An unknown individual or group of people opposing the bond spray painted a large "no" across many of the group's signs several days before Tuesday's election.
Almost 32 percent of the city's registered voters went to the polls, an unusually high percentage for a special, single-issue election. "At least you can't say it was apathy," said Councilman Dave Plouzek.
Lawrence Hunt, a long-time West Jordan resident, led the charge against the bond. "I'm quite pleased about it," he said of the outcome. "I worked long and hard on this and I just didn't think it was handled right."
Hunt said he could have gone along with the 40 percent city property tax increase, "but I don't believe in that franchise tax at all. I found hundreds of people that never even knew about this franchise tax. They never knew one thing about it until I brought it up."
The polls closed at 8 p.m., and an unofficial tally came in at 10:45 p.m. All together 1,685 voted for the bond and 2,143 voted against. An official vote count is scheduled Tuesday.
Voters supported the bond in only four of 12 consolidated districts. The bond would have been used to widen portions of Redwood Road and 90th South, build a new road connecting 72nd South at I-15 with 70th South at 13th West, and several smaller proj-ects with the goal of attracting new businesses into West Jordan.

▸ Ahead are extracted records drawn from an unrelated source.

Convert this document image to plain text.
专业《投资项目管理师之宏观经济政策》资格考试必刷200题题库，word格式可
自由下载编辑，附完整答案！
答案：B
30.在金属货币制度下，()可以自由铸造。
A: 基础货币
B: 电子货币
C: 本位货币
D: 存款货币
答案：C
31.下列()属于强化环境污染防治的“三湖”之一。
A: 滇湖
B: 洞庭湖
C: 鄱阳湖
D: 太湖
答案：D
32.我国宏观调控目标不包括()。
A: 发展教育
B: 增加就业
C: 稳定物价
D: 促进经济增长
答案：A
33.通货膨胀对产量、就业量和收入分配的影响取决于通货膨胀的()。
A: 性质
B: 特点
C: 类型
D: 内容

Even the districts adjacent to the proposed road projects did not favor the bond.
Mayor Kristin Lambert said she was not surprised at the high turnout but did not expect the bond proposal to lose.

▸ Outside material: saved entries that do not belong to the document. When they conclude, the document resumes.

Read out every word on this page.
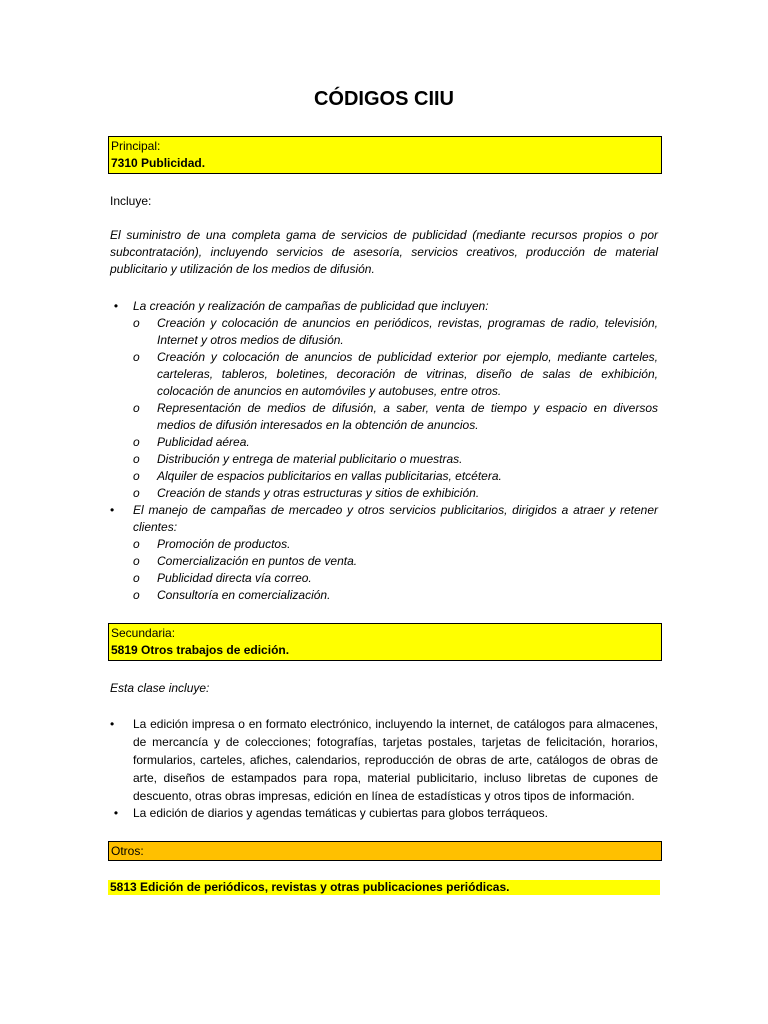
CÓDIGOS CIIU
Principal:
7310 Publicidad.
Incluye:
El suministro de una completa gama de servicios de publicidad (mediante recursos propios o por subcontratación), incluyendo servicios de asesoría, servicios creativos, producción de material publicitario y utilización de los medios de difusión.
•	La creación y realización de campañas de publicidad que incluyen:
o Creación y colocación de anuncios en periódicos, revistas, programas de radio, televisión, Internet y otros medios de difusión.
o Creación y colocación de anuncios de publicidad exterior por ejemplo, mediante carteles, carteleras, tableros, boletines, decoración de vitrinas, diseño de salas de exhibición, colocación de anuncios en automóviles y autobuses, entre otros.
o Representación de medios de difusión, a saber, venta de tiempo y espacio en diversos medios de difusión interesados en la obtención de anuncios.
o Publicidad aérea.
o Distribución y entrega de material publicitario o muestras.
o Alquiler de espacios publicitarios en vallas publicitarias, etcétera.
o Creación de stands y otras estructuras y sitios de exhibición.
•	El manejo de campañas de mercadeo y otros servicios publicitarios, dirigidos a atraer y retener clientes:
o Promoción de productos.
o Comercialización en puntos de venta.
o Publicidad directa vía correo.
o Consultoría en comercialización.
Secundaria:
5819 Otros trabajos de edición.
Esta clase incluye:
•	La edición impresa o en formato electrónico, incluyendo la internet, de catálogos para almacenes, de mercancía y de colecciones; fotografías, tarjetas postales, tarjetas de felicitación, horarios, formularios, carteles, afiches, calendarios, reproducción de obras de arte, catálogos de obras de arte, diseños de estampados para ropa, material publicitario, incluso libretas de cupones de descuento, otras obras impresas, edición en línea de estadísticas y otros tipos de información.
•	La edición de diarios y agendas temáticas y cubiertas para globos terráqueos.
Otros:
5813 Edición de periódicos, revistas y otras publicaciones periódicas.
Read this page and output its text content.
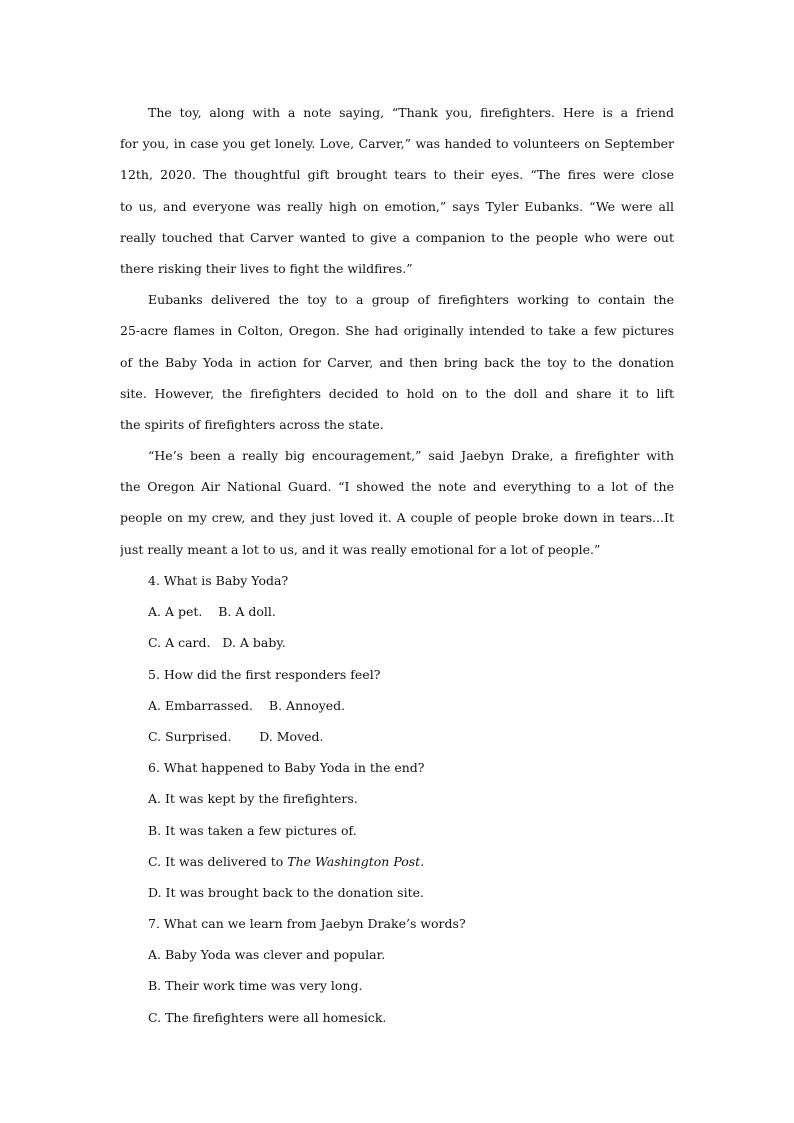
The toy, along with a note saying, “Thank you, firefighters. Here is a friend
for you, in case you get lonely. Love, Carver,” was handed to volunteers on September
12th, 2020. The thoughtful gift brought tears to their eyes. “The fires were close
to us, and everyone was really high on emotion,” says Tyler Eubanks. “We were all
really touched that Carver wanted to give a companion to the people who were out
there risking their lives to fight the wildfires.”
Eubanks delivered the toy to a group of firefighters working to contain the
25-acre flames in Colton, Oregon. She had originally intended to take a few pictures
of the Baby Yoda in action for Carver, and then bring back the toy to the donation
site. However, the firefighters decided to hold on to the doll and share it to lift
the spirits of firefighters across the state.
“He’s been a really big encouragement,” said Jaebyn Drake, a firefighter with
the Oregon Air National Guard. “I showed the note and everything to a lot of the
people on my crew, and they just loved it. A couple of people broke down in tears...It
just really meant a lot to us, and it was really emotional for a lot of people.”
4. What is Baby Yoda?
A. A pet.    B. A doll.
C. A card.   D. A baby.
5. How did the first responders feel?
A. Embarrassed.    B. Annoyed.
C. Surprised.       D. Moved.
6. What happened to Baby Yoda in the end?
A. It was kept by the firefighters.
B. It was taken a few pictures of.
C. It was delivered to The Washington Post.
D. It was brought back to the donation site.
7. What can we learn from Jaebyn Drake’s words?
A. Baby Yoda was clever and popular.
B. Their work time was very long.
C. The firefighters were all homesick.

"I wrote a great winning statement," Lambert said, adding that she believes most of the people who voted against the bond were either venting their rage against the new utility franchise tax or because they believed the bond would raise their taxes. "I will go to my grave saying most people thought it was going to cost more than it did and didn't know what projects were involved."

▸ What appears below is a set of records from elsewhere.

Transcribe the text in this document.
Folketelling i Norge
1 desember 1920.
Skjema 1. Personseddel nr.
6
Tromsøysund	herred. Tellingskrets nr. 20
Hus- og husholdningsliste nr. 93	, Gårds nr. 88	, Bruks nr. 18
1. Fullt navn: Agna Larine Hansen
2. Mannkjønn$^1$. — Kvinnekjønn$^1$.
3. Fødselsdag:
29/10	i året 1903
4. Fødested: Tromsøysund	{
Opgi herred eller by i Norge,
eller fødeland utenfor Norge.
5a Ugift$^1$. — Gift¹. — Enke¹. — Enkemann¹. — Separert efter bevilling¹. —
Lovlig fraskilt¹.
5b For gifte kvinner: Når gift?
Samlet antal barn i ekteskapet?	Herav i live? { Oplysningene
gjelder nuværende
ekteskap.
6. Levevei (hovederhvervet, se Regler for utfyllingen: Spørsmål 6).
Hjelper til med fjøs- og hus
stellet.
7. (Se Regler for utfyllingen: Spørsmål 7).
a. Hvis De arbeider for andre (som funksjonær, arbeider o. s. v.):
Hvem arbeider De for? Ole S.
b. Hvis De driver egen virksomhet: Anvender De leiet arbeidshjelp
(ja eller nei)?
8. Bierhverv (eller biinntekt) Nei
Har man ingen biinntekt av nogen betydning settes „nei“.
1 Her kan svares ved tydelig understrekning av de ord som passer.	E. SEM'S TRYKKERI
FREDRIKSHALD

"Though we are very disappointed with the outcome, we will of course continue to do the best we can with what we've got," Lambert said. "It is obviously a time for regrouping and readjusting."
All of the city's elected, paid and volunteer staff promoted the bond election, Lambert said. "On the other hand we had four or five opponents. Between those two (sides), people chose the handful of opponents that came in the week before the election.